Retailing 136: Your Path to Profits
Top specialty shops place themselves in the consumers’ “path to purchase” by doing four consumer-centric things well.
By Jay Townley
Prior to the great recession, brands, retail stores and sports specialty shops controlled the “path to purchase.” Consumers came to specialty tennis retailers to find out about tennis products and do their research before making a purchase decision. At that time, the internet was just becoming a feature of consumer research.
After the recession, control of the path to purchase slipped out of the control of the brands and, accordingly, out of the hands of retailers and specialty shops.
Today, a typical consumer uses 16 or more touch points when they research a purchase, and they take an average of 10 days to reach a purchase decision — and the number of days of research goes up as the price of the product goes up. Empowered by the internet, consumers can get what they want when they want it, 24/7, and have it delivered to their homes or workplace in 24 hours.

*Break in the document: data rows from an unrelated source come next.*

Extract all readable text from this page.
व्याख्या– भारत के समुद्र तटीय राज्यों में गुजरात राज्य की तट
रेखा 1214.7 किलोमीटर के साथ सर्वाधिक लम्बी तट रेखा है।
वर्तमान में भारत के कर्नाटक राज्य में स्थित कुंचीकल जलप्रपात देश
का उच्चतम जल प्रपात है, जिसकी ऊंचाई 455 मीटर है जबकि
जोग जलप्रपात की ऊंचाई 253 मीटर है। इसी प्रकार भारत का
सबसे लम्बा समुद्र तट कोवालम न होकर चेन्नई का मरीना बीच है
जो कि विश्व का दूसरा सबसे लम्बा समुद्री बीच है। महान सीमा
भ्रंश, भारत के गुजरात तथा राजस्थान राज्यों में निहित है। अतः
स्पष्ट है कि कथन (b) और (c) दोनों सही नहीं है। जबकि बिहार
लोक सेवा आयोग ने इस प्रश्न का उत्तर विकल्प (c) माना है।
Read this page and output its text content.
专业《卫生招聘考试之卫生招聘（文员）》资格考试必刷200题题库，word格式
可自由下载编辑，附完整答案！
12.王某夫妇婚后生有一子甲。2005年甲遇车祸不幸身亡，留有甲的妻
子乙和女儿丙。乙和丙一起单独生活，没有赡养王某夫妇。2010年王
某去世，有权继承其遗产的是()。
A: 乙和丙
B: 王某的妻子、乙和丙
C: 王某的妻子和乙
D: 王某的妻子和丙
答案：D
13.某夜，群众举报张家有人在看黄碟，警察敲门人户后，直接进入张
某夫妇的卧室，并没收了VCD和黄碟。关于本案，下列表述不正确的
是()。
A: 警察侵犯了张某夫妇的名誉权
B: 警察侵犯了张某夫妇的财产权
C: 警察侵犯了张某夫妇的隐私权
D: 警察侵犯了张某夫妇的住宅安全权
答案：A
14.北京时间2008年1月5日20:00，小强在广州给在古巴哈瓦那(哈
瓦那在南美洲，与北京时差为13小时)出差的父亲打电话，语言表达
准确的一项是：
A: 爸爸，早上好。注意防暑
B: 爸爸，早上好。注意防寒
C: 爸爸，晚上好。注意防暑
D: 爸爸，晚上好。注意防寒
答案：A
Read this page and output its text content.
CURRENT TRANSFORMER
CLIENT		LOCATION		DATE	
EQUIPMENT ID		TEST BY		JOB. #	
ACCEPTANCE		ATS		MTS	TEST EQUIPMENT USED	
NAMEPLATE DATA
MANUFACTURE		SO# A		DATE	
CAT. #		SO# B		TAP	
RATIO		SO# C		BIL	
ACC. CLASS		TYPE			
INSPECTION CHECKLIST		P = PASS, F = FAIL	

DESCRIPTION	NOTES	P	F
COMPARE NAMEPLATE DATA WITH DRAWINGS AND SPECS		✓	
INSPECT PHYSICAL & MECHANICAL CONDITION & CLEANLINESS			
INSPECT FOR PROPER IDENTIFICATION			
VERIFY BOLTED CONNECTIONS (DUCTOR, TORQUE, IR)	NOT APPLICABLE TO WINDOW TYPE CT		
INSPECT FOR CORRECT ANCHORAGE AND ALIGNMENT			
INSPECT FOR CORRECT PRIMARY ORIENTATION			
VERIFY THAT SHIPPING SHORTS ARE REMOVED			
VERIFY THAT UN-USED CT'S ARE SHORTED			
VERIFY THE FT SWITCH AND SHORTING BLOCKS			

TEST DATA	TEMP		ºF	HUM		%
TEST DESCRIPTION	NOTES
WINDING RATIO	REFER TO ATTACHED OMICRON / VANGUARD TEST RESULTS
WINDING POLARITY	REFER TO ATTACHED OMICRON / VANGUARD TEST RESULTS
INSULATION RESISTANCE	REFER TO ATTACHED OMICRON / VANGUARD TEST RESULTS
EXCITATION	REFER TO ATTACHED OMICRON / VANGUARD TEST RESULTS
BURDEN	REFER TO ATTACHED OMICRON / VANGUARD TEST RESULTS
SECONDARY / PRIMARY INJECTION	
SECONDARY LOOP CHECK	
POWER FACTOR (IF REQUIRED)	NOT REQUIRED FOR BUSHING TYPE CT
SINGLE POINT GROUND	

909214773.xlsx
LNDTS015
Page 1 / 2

They are less interested in things and much more interested in why and how retailers sell the things they do.
To be relevant and regain a position of prominence in the consumers’ path to purchase, specialty tennis shops need to focus on becoming consumer-centric and doing four things extremely well.
First, make it easy — and fun — to shop your store. It should be clean, easy to navigate and easy to understand store layouts. It should have well-thought-out signage and knowledgeable staff that are all focused on making shoppers welcome and above all, “comfortable” in the shop environment. If your specialty shop builds a reputation for being a fun and easy place to shop, the positive buzz will spread through word-of-mouth and social media.

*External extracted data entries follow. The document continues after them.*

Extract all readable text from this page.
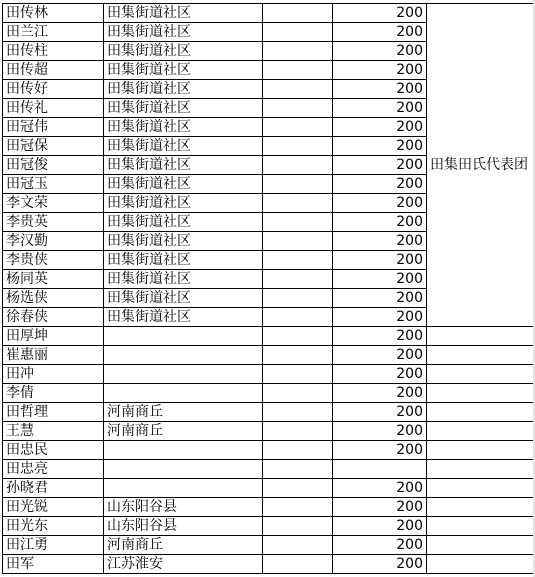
田传林	田集街道社区		200	田集田氏代表团

田兰江	田集街道社区		200	
田传柱	田集街道社区		200	
田传超	田集街道社区		200	
田传好	田集街道社区		200	
田传礼	田集街道社区		200	
田冠伟	田集街道社区		200	
田冠保	田集街道社区		200	
田冠俊	田集街道社区		200	
田冠玉	田集街道社区		200	
李文荣	田集街道社区		200	
李贵英	田集街道社区		200	
李汉勤	田集街道社区		200	
李贵侠	田集街道社区		200	
杨同英	田集街道社区		200	
杨选侠	田集街道社区		200	
徐春侠	田集街道社区		200	
田厚坤			200	
崔惠丽			200	
田冲			200	
李倩			200	
田哲理	河南商丘		200	
王慧	河南商丘		200	
田忠民			200	
田忠亮				
孙晓君			200	
田光锐	山东阳谷县		200	
田光东	山东阳谷县		200	
田江勇	河南商丘		200	
田军	江苏淮安		200	
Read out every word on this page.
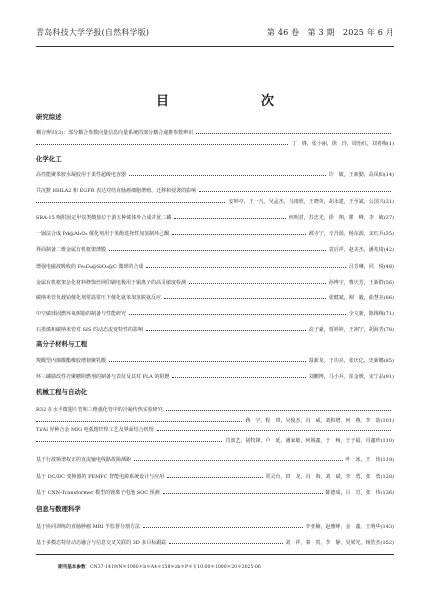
青岛科技大学学报(自然科学版)	第 46 卷　第 3 期　2025 年 6 月
目　　次
研究综述
耦合辨识(3)：部分耦合参数向量信息向量系统的部分耦合递推参数辨识
丁　锋，张小丽，徐　玲，周怡红，刘喜梅(1)
化学化工
高性能聚苯胺水凝胶用于柔性超级电容器	许　敏，王新勤，高凤仙(14)
共沉默 HHLA2 和 EGFR 表达对结直肠癌细胞增殖、迁移和侵袭的影响
安婷亭，王一凡，吴孟杰，马雨欣，王晓英，胡永建，王至斌，公国兴(21)
SBA-15 吸附固定甲烷类酸盐位于游五种烯体外合成并优二磷	何明君，苏忠光，徐　翔，瞿　峰，李　敏(27)
一锅法合成 Pd@Al₂O₃ 催化剂用于苯酚选择性加氢制环己酮	郝寺宁，辛丹源，杨东源，宋红兵(35)
界面制备二维金属有机框架薄膜	袁启祥，赵美杰，潘兆琦(42)
增强电磁波吸收的 Fe₃O₄@SiO₂@C 微球的合成	吕芳琳，同　悦(48)
金属有机框架杂化材料修饰丝网印刷电极用于铜离子的高灵敏度检测	孙博宇，曹庆芳，王新群(56)
碳纳米管负载铂催化剂常温常压下催化氨苯加氢脱氨反应	张健斌，刚　毅，曲慧亮(66)
中空碳球固燃环氧树脂的制备与性能研究	全文新，陈梅梅(71)
石墨烯和碳纳米管对 SIS 的动态流变特性的影响	高子豪，贾婷婷，王翊宁，胡海青(78)
高分子材料与工程
羧酸型丙烯酸酯橡胶增韧聚乳酸	温新龙，王功亮，张庆亿，史新娜(85)
环三磷腈改性壳聚糖阻燃剂的制备与表征及其对 PLA 的阻燃	刘鹏博，马小兵，崔金媛，宋宁品(91)
机械工程与自动化
R32 在水平微翅片管和三维强化管中的冷凝传热实验研究
蒋　宇，程　琪，吴俊杰，冯　威，刘柏增，何　燕，李　韵(101)
Ti/Al 异种合金 MIG 电弧熔钎焊工艺及界面结合机理
肖波艺，胡牧锋，卢　延，潘家敏，何锡鑫，于　畅，王子福，肖鑫珍(110)
基于行波频谱权正的直流输电线路故障测距	叶　冰，王　伟(119)
基于 DC/DC 变换器的 PEMFC 智能电源系统设计与应用	常灵台，田　龙，冯　海，刘　斌，李　勇，张　勇(128)
基于 CNN-Transformer 模型的锂离子电池 SOC 预测	陈德成，吕　岩，张　伟(136)
信息与数理科学
基于协同训练的直肠肿瘤 MRI 半监督分割方法	李亚楠，赵雅峥，金　鑫，王明华(143)
基于多模态特征动态融合与信息交叉关联的 3D 多目标跟踪	刘　祥，秦　贺，李　静，吴梁光，杨浩杰(152)
期刊基本参数：CN37-1419/N＊1980＊b＊A4＊158＊zh＊P＊￥10.00＊1000＊20＊2025-06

Second, top specialty sport shops understand the art and science of being “sticky” — meaning that their open and easy-to-navigate store space is focused on keeping shoppers in the shop longer. The longer shoppers stay, the more they purchase.

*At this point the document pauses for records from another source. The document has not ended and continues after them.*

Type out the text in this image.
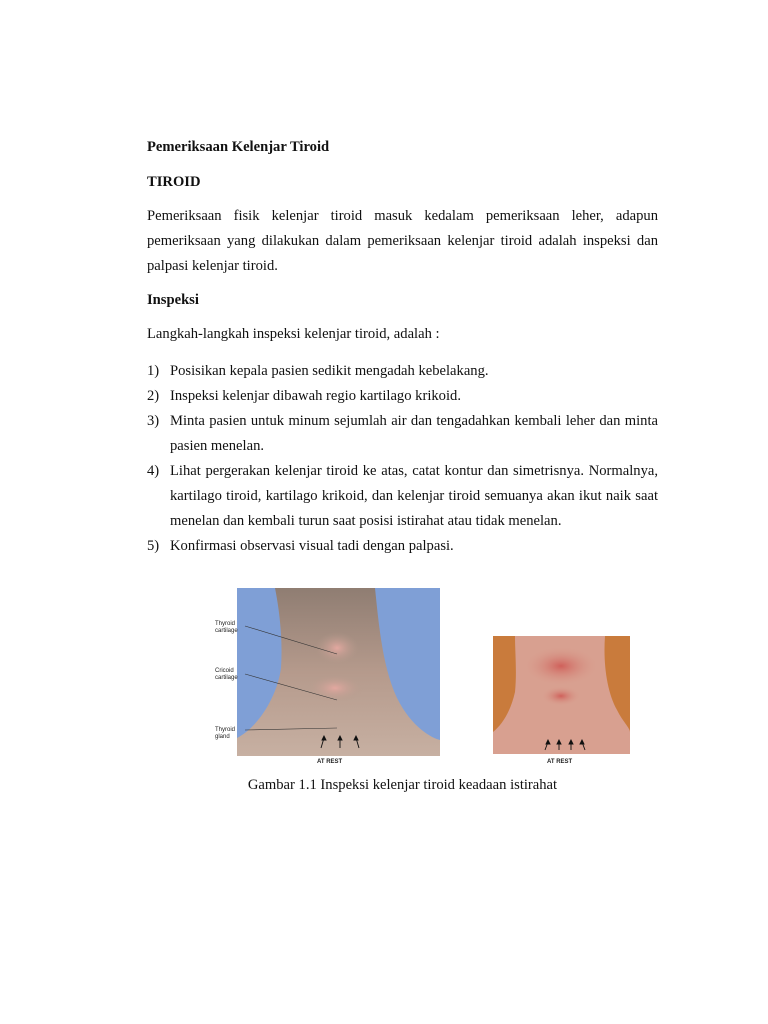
Pemeriksaan Kelenjar Tiroid
TIROID
Pemeriksaan fisik kelenjar tiroid masuk kedalam pemeriksaan leher, adapun pemeriksaan yang dilakukan dalam pemeriksaan kelenjar tiroid adalah inspeksi dan palpasi kelenjar tiroid.
Inspeksi
Langkah-langkah inspeksi kelenjar tiroid, adalah :
1) Posisikan kepala pasien sedikit mengadah kebelakang.
2) Inspeksi kelenjar dibawah regio kartilago krikoid.
3) Minta pasien untuk minum sejumlah air dan tengadahkan kembali leher dan minta pasien menelan.
4) Lihat pergerakan kelenjar tiroid ke atas, catat kontur dan simetrisnya. Normalnya, kartilago tiroid, kartilago krikoid, dan kelenjar tiroid semuanya akan ikut naik saat menelan dan kembali turun saat posisi istirahat atau tidak menelan.
5) Konfirmasi observasi visual tadi dengan palpasi.
Thyroid cartilage
Cricoid cartilage
Thyroid gland
AT REST	AT REST
Gambar 1.1 Inspeksi kelenjar tiroid keadaan istirahat
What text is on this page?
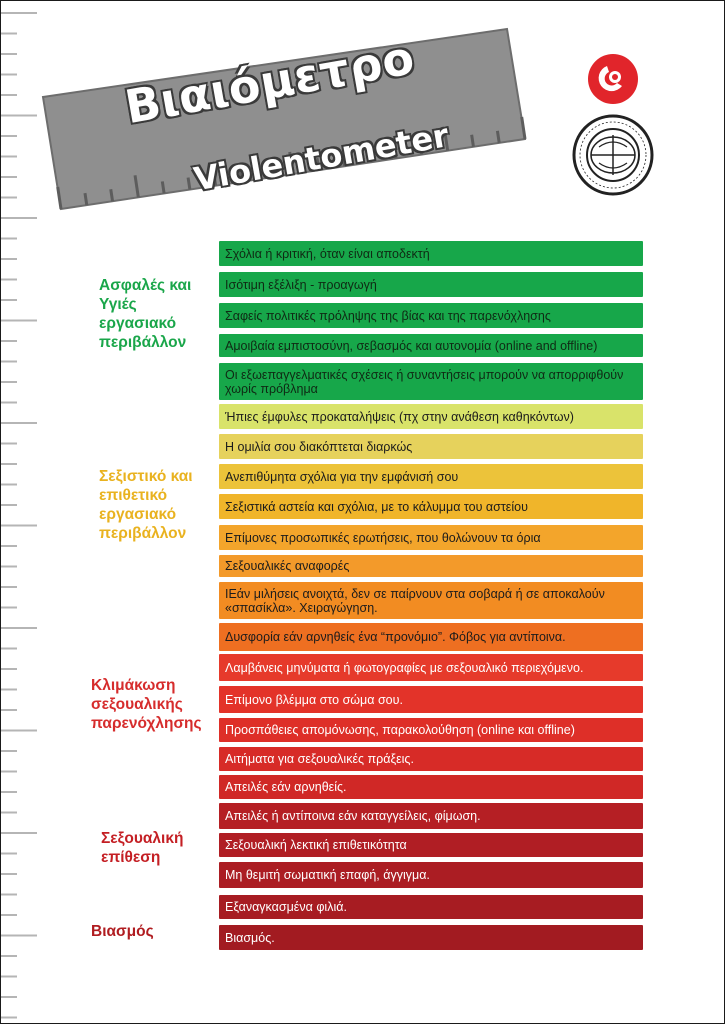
Βιαιόμετρο
Violentometer
Ασφαλές και
Υγιές
εργασιακό
περιβάλλον
Σεξιστικό και
επιθετικό
εργασιακό
περιβάλλον
Κλιμάκωση
σεξουαλικής
παρενόχλησης
Σεξουαλική
επίθεση
Βιασμός
Σχόλια ή κριτική, όταν είναι αποδεκτή
Ισότιμη εξέλιξη - προαγωγή
Σαφείς πολιτικές πρόληψης της βίας και της παρενόχλησης
Αμοιβαία εμπιστοσύνη, σεβασμός και αυτονομία (online and offline)
Οι εξωεπαγγελματικές σχέσεις ή συναντήσεις μπορούν να απορριφθούν χωρίς πρόβλημα
Ήπιες έμφυλες προκαταλήψεις (πχ στην ανάθεση καθηκόντων)
Η ομιλία σου διακόπτεται διαρκώς
Ανεπιθύμητα σχόλια για την εμφάνισή σου
Σεξιστικά αστεία και σχόλια, με το κάλυμμα του αστείου
Επίμονες προσωπικές ερωτήσεις, που θολώνουν τα όρια
Σεξουαλικές αναφορές
ΙΕάν μιλήσεις ανοιχτά, δεν σε παίρνουν στα σοβαρά ή σε αποκαλούν «σπασίκλα». Χειραγώγηση.
Δυσφορία εάν αρνηθείς ένα “προνόμιο”. Φόβος για αντίποινα.
Λαμβάνεις μηνύματα ή φωτογραφίες με σεξουαλικό περιεχόμενο.
Επίμονο βλέμμα στο σώμα σου.
Προσπάθειες απομόνωσης, παρακολούθηση (online και offline)
Αιτήματα για σεξουαλικές πράξεις.
Απειλές εάν αρνηθείς.
Απειλές ή αντίποινα εάν καταγγείλεις, φίμωση.
Σεξουαλική λεκτική επιθετικότητα
Μη θεμιτή σωματική επαφή, άγγιγμα.
Εξαναγκασμένα φιλιά.
Βιασμός.
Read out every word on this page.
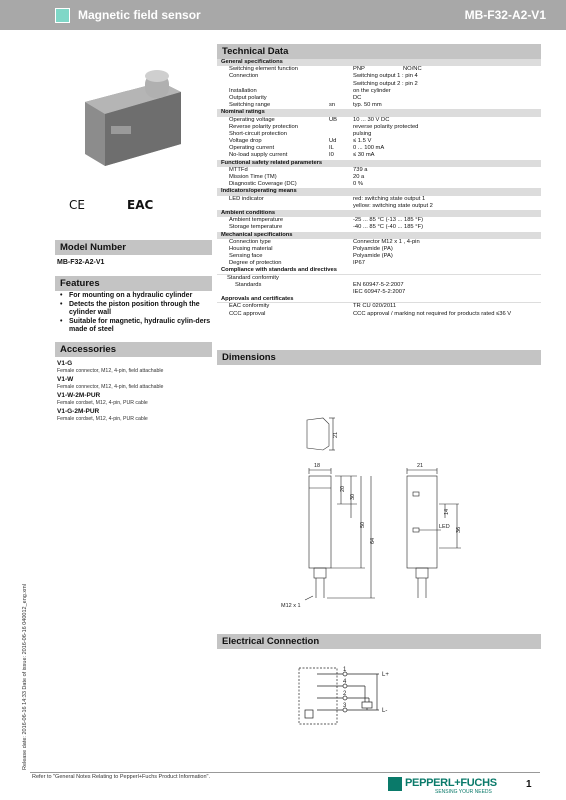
Magnetic field sensor	MB-F32-A2-V1
CE	EAC
Model Number
MB-F32-A2-V1
Features
• For mounting on a hydraulic cylinder
• Detects the piston position through the cylinder wall
• Suitable for magnetic, hydraulic cylin-ders made of steel
Accessories
V1-G
Female connector, M12, 4-pin, field attachable
V1-W
Female connector, M12, 4-pin, field attachable
V1-W-2M-PUR
Female cordset, M12, 4-pin, PUR cable
V1-G-2M-PUR
Female cordset, M12, 4-pin, PUR cable
Release date: 2016-06-16 14:33 Date of issue: 2016-06-16 040012_eng.xml
Technical Data
General specifications
Switching element function	PNP	NO/NC
Connection	Switching output 1 : pin 4
Switching output 2 : pin 2
Installation	on the cylinder
Output polarity	DC
Switching range	sn	typ. 50 mm
Nominal ratings
Operating voltage	UB	10 ... 30 V DC
Reverse polarity protection	reverse polarity protected
Short-circuit protection	pulsing
Voltage drop	Ud	≤ 1.5 V
Operating current	IL	0 ... 100 mA
No-load supply current	I0	≤ 30 mA
Functional safety related parameters
MTTFd	739 a
Mission Time (TM)	20 a
Diagnostic Coverage (DC)	0 %
Indicators/operating means
LED indicator	red: switching state output 1
yellow: switching state output 2
Ambient conditions
Ambient temperature	-25 ... 85 °C (-13 ... 185 °F)
Storage temperature	-40 ... 85 °C (-40 ... 185 °F)
Mechanical specifications
Connection type	Connector M12 x 1 , 4-pin
Housing material	Polyamide (PA)
Sensing face	Polyamide (PA)
Degree of protection	IP67
Compliance with standards and directives
Standard conformity
Standards	EN 60947-5-2:2007
IEC 60947-5-2:2007
Approvals and certificates
EAC conformity	TR CU 020/2011
CCC approval	CCC approval / marking not required for products rated ≤36 V
Dimensions
21
18
20
30
50
64
M12 x 1
21
14
36
LED
Electrical Connection
1
4
2
3
L+
L-
Refer to "General Notes Relating to Pepperl+Fuchs Product Information".	PEPPERL+FUCHS
SENSING YOUR NEEDS
1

Third, top specialty sports shops work hard at becoming their customers’ “third-place,” a term coined by retail guru Paco Underhill and given high visibility by Starbucks. As Underhill’s research shows (in his updated and revised edition of Why We Buy: The Science of Shopping), there is work, home and the third place that consumers would prefer to be when they are not at the other two. This is all directly related to making shoppers comfortable and satisfied and happy with their shopping experiences.
Fourth, top sports retail stores stop the confusion that comes with the “tyranny of choice” that many specialty tennis shops have been talked into believing is what consumers want. Our research, going back before the great recession, found that the new product offerings, selection and merchandising in many specialty sports shops were confusing and overwhelming to shoppers … and were responsible for driving away “novices” who wanted to get back into a sport like tennis. Too many price points for one model family and too many model families are not only confusing to shoppers, but to your sales associates as well, and in particular part-time associates.
Top specialty retail shops understand the merchandising philosophy of Good, Better, Best, and taking a good, hard look at their product offerings and simplifying the selection to sell more. It means fewer SKUs and increased inventory turns — and profitability.
Complaining about the internet is not a strategy or a solution, but becoming a top specialty tennis retail shop by executing these four consumer-centric things well to will place you prominently in the consumers’ Path to Purchase!